Hizbullah Genel Sekreteri Şeyh Naim Kasım, yaptığı konuşmada Gazze Şeridi’ndeki direnişe verilen desteğin doğru ve yerinde bir karar olduğunu vurguladı.
Qodsna'nın haberine göre, Şeyh Naim Kasım, Hizbullah Genel Sekreterliği görevine gelişinin birinci yıldönümünde El-Menâr televizyonuyla yaptığı söyleşide, sınırlarımıza konuşlanmış düşmanın Gazze direnişini yok edip ardından diğer bölgelere yönelmesinin kabul edilemez olduğunu söyledi.
Kasım, Binyamin Netanyahu’nun “Büyük İsrail” söylemleri ve benzer açıklamalarının bu yaklaşımı ve planı teyit ettiğini kaydetti.
Seyyid Hasan Nasrallah Arzuladığı Makama Ulaştı
Şeyh Kasım, bu savaşa katılımlarının ahlaki, siyasi, inançsal ve itikadi bakımdan doğru ve yerinde olduğunu, benzer bir durum tekrarlansa aynı esas ve ilkeler doğrultusunda aynı kararın alınacağını belirtti.
Seyyid Hasan Nasrallah’ın şehadetine ilişkin, Gazze’ye destek savaşına bağlanmasının, bu katılıma ilişkin önemi zedelemeye ve sorgulamaya yönelik siyasi bir yaklaşım olduğunu söyleyen Kasım, yapılan her şeyin yerinde olduğunu ve Seyyid Hasan Nasrallah’ın da arzuladığı yüce mertebe olan şehadet makamına eriştiğini ifade etti.

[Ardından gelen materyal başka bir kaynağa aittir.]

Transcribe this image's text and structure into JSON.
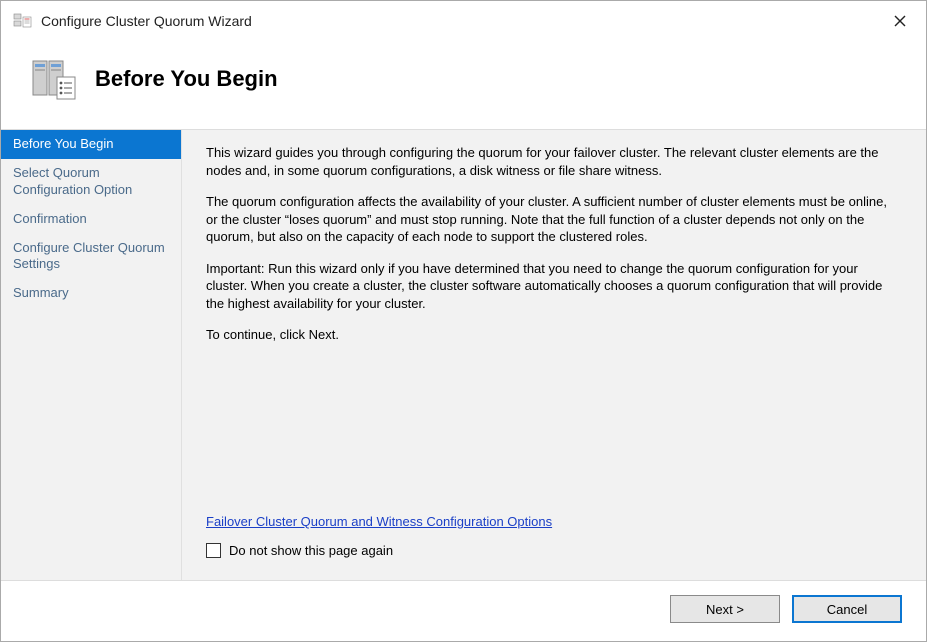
{
  "window": {
    "title": "Configure Cluster Quorum Wizard"
  },
  "header": {
    "title": "Before You Begin"
  },
  "sidebar": {
    "items": [
      {
        "label": "Before You Begin"
      },
      {
        "label": "Select Quorum Configuration Option"
      },
      {
        "label": "Confirmation"
      },
      {
        "label": "Configure Cluster Quorum Settings"
      },
      {
        "label": "Summary"
      }
    ]
  },
  "content": {
    "p1": "This wizard guides you through configuring the quorum for your failover cluster. The relevant cluster elements are the nodes and, in some quorum configurations, a disk witness or file share witness.",
    "p2": "The quorum configuration affects the availability of your cluster. A sufficient number of cluster elements must be online, or the cluster “loses quorum” and must stop running. Note that the full function of a cluster depends not only on the quorum, but also on the capacity of each node to support the clustered roles.",
    "p3": "Important: Run this wizard only if you have determined that you need to change the quorum configuration for your cluster. When you create a cluster, the cluster software automatically chooses a quorum configuration that will provide the highest availability for your cluster.",
    "p4": "To continue, click Next.",
    "link_label": "Failover Cluster Quorum and Witness Configuration Options",
    "checkbox_label": "Do not show this page again"
  },
  "buttons": {
    "next": "Next >",
    "cancel": "Cancel"
  }
}
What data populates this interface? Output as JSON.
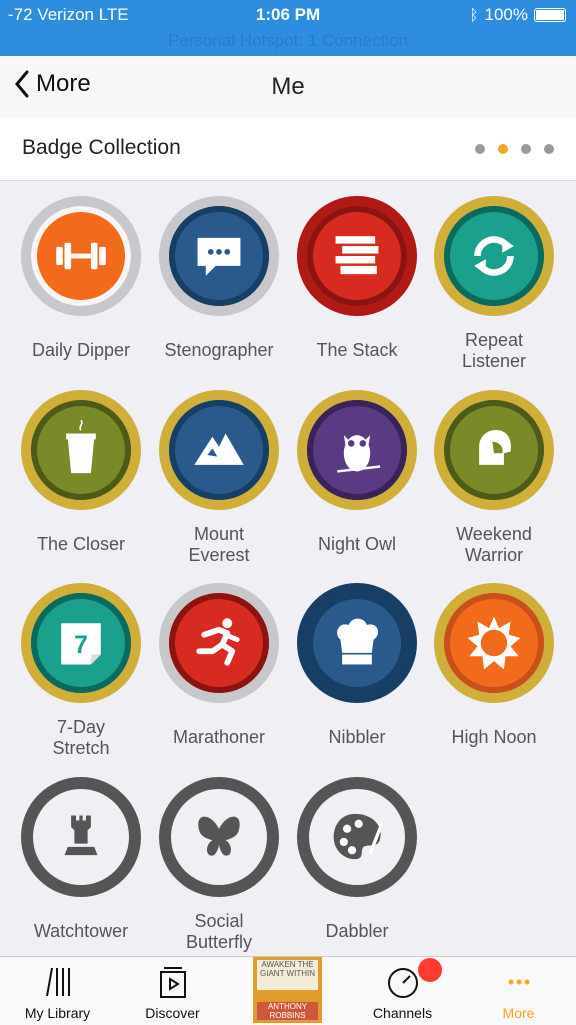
{
  "status_bar": {
    "carrier": "-72 Verizon  LTE",
    "time": "1:06 PM",
    "battery": "100%",
    "hotspot": "Personal Hotspot: 1 Connection"
  },
  "nav": {
    "back_label": "More",
    "title": "Me"
  },
  "section": {
    "title": "Badge Collection",
    "page_count": 4,
    "active_page": 2
  },
  "colors": {
    "accent": "#f5a623",
    "status_bar": "#2f8de0"
  },
  "badges": [
    {
      "label": "Daily Dipper",
      "icon": "dumbbell-icon"
    },
    {
      "label": "Stenographer",
      "icon": "chat-bubble-icon"
    },
    {
      "label": "The Stack",
      "icon": "book-stack-icon"
    },
    {
      "label": "Repeat\nListener",
      "icon": "repeat-icon"
    },
    {
      "label": "The Closer",
      "icon": "coffee-cup-icon"
    },
    {
      "label": "Mount\nEverest",
      "icon": "mountain-icon"
    },
    {
      "label": "Night Owl",
      "icon": "owl-icon"
    },
    {
      "label": "Weekend\nWarrior",
      "icon": "spartan-helmet-icon"
    },
    {
      "label": "7-Day\nStretch",
      "icon": "calendar-7-icon"
    },
    {
      "label": "Marathoner",
      "icon": "runner-icon"
    },
    {
      "label": "Nibbler",
      "icon": "chef-hat-icon"
    },
    {
      "label": "High Noon",
      "icon": "sun-icon"
    },
    {
      "label": "Watchtower",
      "icon": "rook-icon"
    },
    {
      "label": "Social\nButterfly",
      "icon": "butterfly-icon"
    },
    {
      "label": "Dabbler",
      "icon": "palette-icon"
    }
  ],
  "tabs": [
    {
      "label": "My Library",
      "icon": "library-icon"
    },
    {
      "label": "Discover",
      "icon": "discover-icon"
    },
    {
      "label": "",
      "icon": "now-playing-book"
    },
    {
      "label": "Channels",
      "icon": "channels-icon"
    },
    {
      "label": "More",
      "icon": "more-icon"
    }
  ],
  "now_playing": {
    "title": "AWAKEN THE GIANT WITHIN",
    "author": "ANTHONY ROBBINS"
  }
}
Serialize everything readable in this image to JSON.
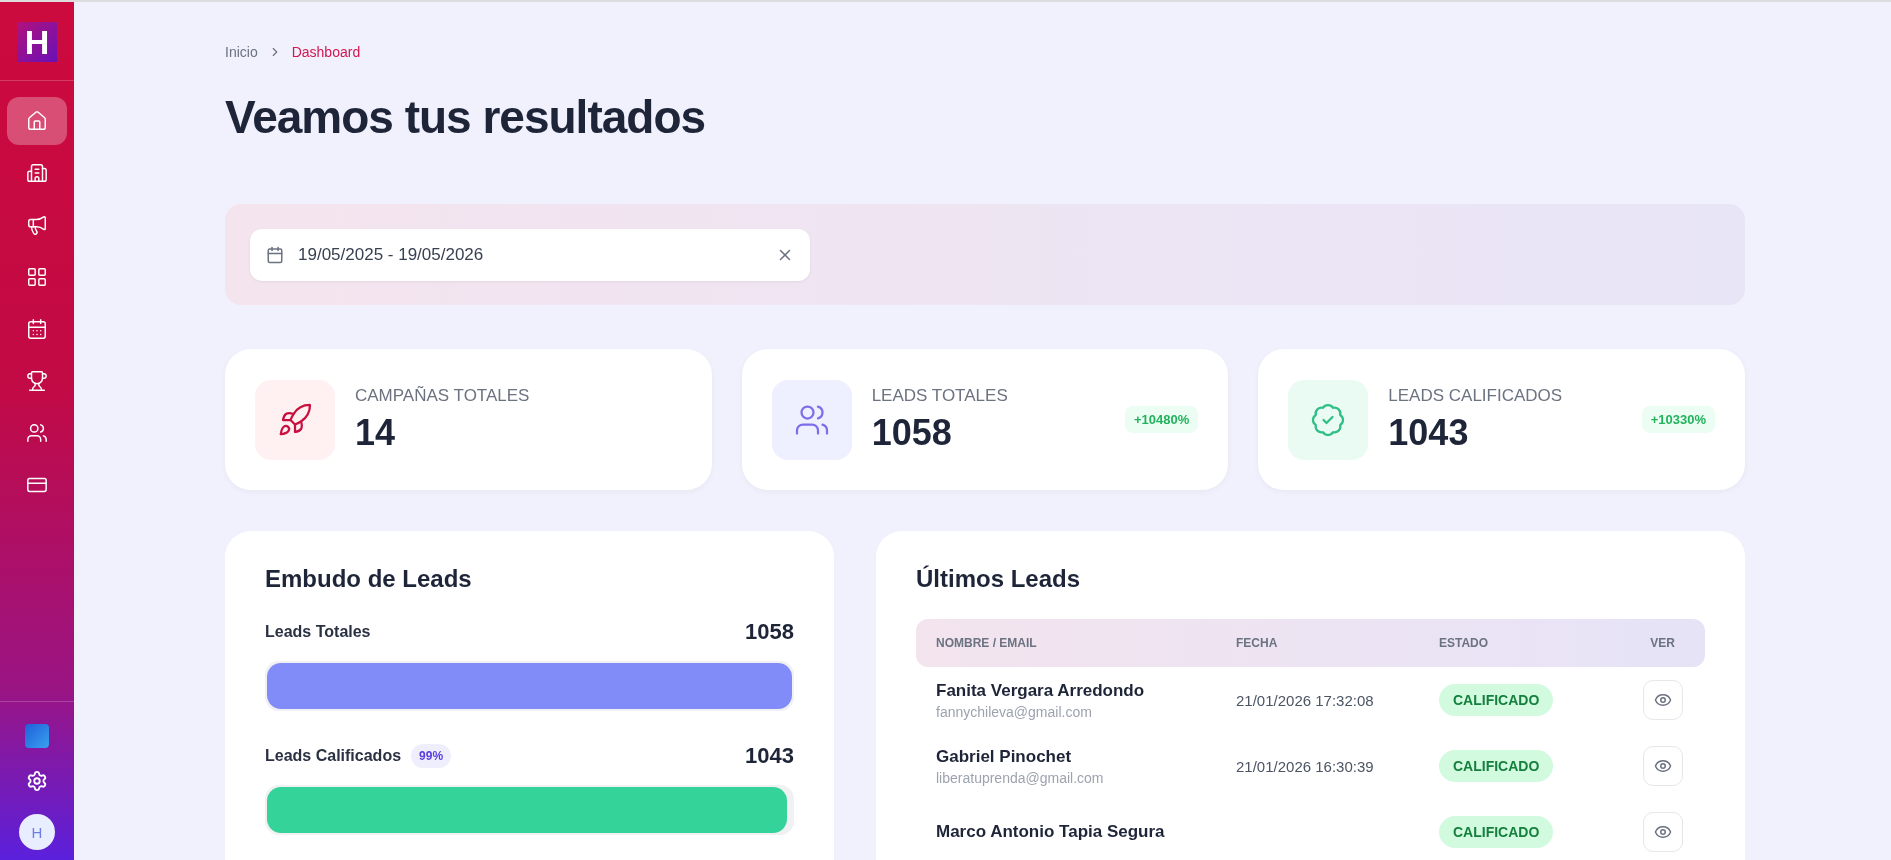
{
  "sidebar": {
    "logo": "H",
    "items": [
      {
        "selected": true
      },
      {
        "selected": false
      },
      {
        "selected": false
      },
      {
        "selected": false
      },
      {
        "selected": false
      },
      {
        "selected": false
      },
      {
        "selected": false
      },
      {
        "selected": false
      }
    ],
    "avatar": "H"
  },
  "breadcrumb": [
    "Inicio",
    "Dashboard"
  ],
  "title": "Veamos tus resultados",
  "date_filter": {
    "value": "19/05/2025 - 19/05/2026"
  },
  "stats": [
    {
      "label": "CAMPAÑAS TOTALES",
      "value": "14",
      "kind": "campaigns"
    },
    {
      "label": "LEADS TOTALES",
      "value": "1058",
      "badge": "+10480%",
      "kind": "leads"
    },
    {
      "label": "LEADS CALIFICADOS",
      "value": "1043",
      "badge": "+10330%",
      "kind": "qualified"
    }
  ],
  "funnel": {
    "title": "Embudo de Leads",
    "stages": [
      {
        "label": "Leads Totales",
        "value": "1058",
        "level": 1,
        "color": "#818cf8"
      },
      {
        "label": "Leads Calificados",
        "badge": "99%",
        "value": "1043",
        "level": 0.99,
        "color": "#34d399"
      }
    ]
  },
  "latest_leads": {
    "title": "Últimos Leads",
    "columns": [
      "NOMBRE / EMAIL",
      "FECHA",
      "ESTADO",
      "VER"
    ],
    "rows": [
      {
        "name": "Fanita Vergara Arredondo",
        "email": "fannychileva@gmail.com",
        "date": "21/01/2026 17:32:08",
        "status": "CALIFICADO"
      },
      {
        "name": "Gabriel Pinochet",
        "email": "liberatuprenda@gmail.com",
        "date": "21/01/2026 16:30:39",
        "status": "CALIFICADO"
      },
      {
        "name": "Marco Antonio Tapia Segura",
        "status": "CALIFICADO"
      }
    ]
  }
}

Hizbullah’ın lideri, Nasrallah’ın geride partiyi ve ümmeti, hayatı boyunca güçlü biçimde yerleştirdiği öğretileri taşıyabilecek bir şekilde bıraktığını; bunun tek başına büyük ve istisnai bir kazanım olduğunu, zira düşmanın Hizbullah’ta olan olayla partiyi yok edeceğinden emin olduğunu söyledi.
İmam Hamenei Hizbullah'a Her Türlü Desteği Sundu
Şeyh Kasım, İmam Hamenei’nin her türlü desteği Hizbullah’a sunduğunu; savaşın gelişimini, sonuçlarını ve ihtiyaç düzeylerini ayrıntılarıyla takip ettiğini sözlerine ekledi.
Hizbullah’ın geniş perspektife sahip stratejik bir proje olduğunu, halkın meselelerinin ve karşı karşıya oldukları zorlukların çözümüyle ilgilendiğini kaydeden Kasım, Hizbullah yönteminin nasıl uygulanabilir olduğunu anlamak isteyenlerin Hz. Peygamber’in tecrübelerine bakmaları gerektiğini; çünkü İslam’ı yaşam biçimi olarak seçtiklerini ve Hizbullah’ın da aynı yöntemi izlediğini söyledi.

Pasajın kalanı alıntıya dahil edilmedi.